Openhartig
“Midden in de nacht reed ik naar het ziekenhuis. Daar zagen ze de holte in mijn long. Ik had tuberculose…”

Marie reist doodgraag en verkent als reisleider de wereld. Ziek worden op reis? Dat hoort er af en toe gewoon bij. Toch was het even schrikken toen ze in Indonesië erg ziek werd. Tuberculose was de diagnose.

Vermoeidheid

Marie (37): “Ik had al wel langer last van vermoeidheid, maar zocht daar niet veel achter. De lange werkuren die ik klopte, verklaarden genoeg voor mij. Toch zijn er later wel belletjes beginnen rinkelen. Ik had er net een trip naar Ierland opzitten en daar was ik op een avond flauwgevallen. Een van mijn reisgenoten moest naar de spoeddienst voor een verzwikte enkel, maar het leek wel alsof m’n lichaam aanvoelde dat ik de reis niet verder zou aankunnen als ik met ‘m mee vertrok ’s nachts. Alsof m’n lichaam toen al zei: stop.

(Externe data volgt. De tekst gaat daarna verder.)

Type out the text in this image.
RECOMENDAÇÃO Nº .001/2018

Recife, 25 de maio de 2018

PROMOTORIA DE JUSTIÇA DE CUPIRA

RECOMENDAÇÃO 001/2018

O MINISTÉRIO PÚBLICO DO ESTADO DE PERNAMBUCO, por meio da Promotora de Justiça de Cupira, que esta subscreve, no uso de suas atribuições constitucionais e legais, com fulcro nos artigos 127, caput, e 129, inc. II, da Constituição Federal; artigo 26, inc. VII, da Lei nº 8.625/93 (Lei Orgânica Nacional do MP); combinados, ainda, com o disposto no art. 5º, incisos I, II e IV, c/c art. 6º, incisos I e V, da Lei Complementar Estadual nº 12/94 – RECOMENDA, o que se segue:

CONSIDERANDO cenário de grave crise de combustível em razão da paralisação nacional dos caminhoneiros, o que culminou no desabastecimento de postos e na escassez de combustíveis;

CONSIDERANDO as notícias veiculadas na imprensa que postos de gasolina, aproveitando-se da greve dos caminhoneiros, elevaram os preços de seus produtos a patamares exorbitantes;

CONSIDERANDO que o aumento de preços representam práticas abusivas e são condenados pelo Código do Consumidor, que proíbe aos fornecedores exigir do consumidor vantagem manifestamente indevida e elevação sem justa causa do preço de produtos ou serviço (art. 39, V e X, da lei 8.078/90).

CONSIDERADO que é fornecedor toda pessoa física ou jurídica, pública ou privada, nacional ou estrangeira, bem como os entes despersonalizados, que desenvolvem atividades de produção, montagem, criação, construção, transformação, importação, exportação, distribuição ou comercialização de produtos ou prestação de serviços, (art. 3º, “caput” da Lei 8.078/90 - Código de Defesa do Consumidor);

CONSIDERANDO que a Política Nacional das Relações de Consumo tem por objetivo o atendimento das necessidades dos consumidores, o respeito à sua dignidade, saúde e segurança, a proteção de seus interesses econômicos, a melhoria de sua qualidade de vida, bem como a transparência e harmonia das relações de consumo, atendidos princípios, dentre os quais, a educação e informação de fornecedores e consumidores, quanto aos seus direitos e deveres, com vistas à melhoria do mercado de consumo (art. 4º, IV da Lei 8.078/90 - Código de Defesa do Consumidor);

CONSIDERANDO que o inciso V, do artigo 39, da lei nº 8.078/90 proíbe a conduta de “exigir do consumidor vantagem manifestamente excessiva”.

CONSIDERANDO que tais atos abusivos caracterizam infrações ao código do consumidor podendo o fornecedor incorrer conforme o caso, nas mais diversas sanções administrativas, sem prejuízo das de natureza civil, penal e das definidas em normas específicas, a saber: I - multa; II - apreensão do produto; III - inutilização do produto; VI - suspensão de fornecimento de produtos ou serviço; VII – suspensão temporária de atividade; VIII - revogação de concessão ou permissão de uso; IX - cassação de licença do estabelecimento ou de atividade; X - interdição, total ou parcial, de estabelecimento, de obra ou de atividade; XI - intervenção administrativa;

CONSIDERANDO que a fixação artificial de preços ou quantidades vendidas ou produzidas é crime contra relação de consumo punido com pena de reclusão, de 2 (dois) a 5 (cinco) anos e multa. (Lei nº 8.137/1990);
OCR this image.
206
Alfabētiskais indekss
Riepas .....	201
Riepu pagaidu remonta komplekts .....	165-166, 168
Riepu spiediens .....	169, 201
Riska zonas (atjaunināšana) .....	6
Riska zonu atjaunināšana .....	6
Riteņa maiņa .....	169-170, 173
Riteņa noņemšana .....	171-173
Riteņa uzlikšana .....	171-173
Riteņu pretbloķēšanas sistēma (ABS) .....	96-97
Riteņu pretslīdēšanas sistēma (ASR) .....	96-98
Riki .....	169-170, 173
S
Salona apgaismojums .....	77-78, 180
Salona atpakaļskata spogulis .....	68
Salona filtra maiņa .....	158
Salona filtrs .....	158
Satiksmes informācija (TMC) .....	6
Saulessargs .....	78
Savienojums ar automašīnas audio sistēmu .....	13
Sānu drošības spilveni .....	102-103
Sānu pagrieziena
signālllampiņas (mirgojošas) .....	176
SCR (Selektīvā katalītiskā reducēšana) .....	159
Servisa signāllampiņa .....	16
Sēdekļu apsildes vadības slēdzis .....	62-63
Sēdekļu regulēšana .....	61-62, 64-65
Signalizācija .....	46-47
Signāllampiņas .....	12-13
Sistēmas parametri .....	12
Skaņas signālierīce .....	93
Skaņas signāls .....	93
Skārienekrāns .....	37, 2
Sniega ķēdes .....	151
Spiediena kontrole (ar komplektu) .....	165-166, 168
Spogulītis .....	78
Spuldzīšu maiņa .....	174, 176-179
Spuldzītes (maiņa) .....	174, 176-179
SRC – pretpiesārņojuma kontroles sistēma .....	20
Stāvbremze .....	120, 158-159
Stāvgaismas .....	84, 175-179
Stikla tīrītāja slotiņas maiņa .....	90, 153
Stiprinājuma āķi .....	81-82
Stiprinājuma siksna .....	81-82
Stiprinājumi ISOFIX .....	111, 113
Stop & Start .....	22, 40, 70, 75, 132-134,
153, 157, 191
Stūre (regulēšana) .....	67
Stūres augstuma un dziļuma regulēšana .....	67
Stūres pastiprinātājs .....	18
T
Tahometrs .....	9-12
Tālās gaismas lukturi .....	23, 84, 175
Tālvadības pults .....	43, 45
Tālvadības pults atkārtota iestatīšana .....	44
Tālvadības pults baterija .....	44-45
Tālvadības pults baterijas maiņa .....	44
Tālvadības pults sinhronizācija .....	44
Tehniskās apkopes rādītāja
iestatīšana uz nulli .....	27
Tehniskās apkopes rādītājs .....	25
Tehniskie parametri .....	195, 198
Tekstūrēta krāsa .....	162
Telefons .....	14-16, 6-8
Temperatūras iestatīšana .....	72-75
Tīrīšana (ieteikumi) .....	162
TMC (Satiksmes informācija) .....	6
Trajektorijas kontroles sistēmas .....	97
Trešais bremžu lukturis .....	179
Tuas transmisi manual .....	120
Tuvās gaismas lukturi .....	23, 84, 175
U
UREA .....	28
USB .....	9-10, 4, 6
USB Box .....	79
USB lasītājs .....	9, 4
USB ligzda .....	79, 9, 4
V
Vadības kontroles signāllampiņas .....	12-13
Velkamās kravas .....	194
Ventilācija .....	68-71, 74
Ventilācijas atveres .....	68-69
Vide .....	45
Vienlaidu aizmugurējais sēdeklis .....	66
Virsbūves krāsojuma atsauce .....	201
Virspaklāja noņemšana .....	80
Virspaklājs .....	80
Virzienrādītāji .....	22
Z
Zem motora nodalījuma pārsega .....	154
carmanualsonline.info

Toch sta je er niet bij stil. Toen ik terug thuiskwam, bereidde ik me voor op een vakantie met een vriendin. We gingen op groepsreis naar Indonesië, door Java en Bali. Nietsvermoedend vertrok ik op reis en vatte ik de tochten met onze groep aan. Tijdens een overnachting aan de rand van de Bromo vulkaan voelde ik dat er iets niet klopte. De lucht was er erg vochtig en het leek alsof er een kou in mijn long kroop die ik er niet meer uitkreeg. Toen is de keelpijn begonnen.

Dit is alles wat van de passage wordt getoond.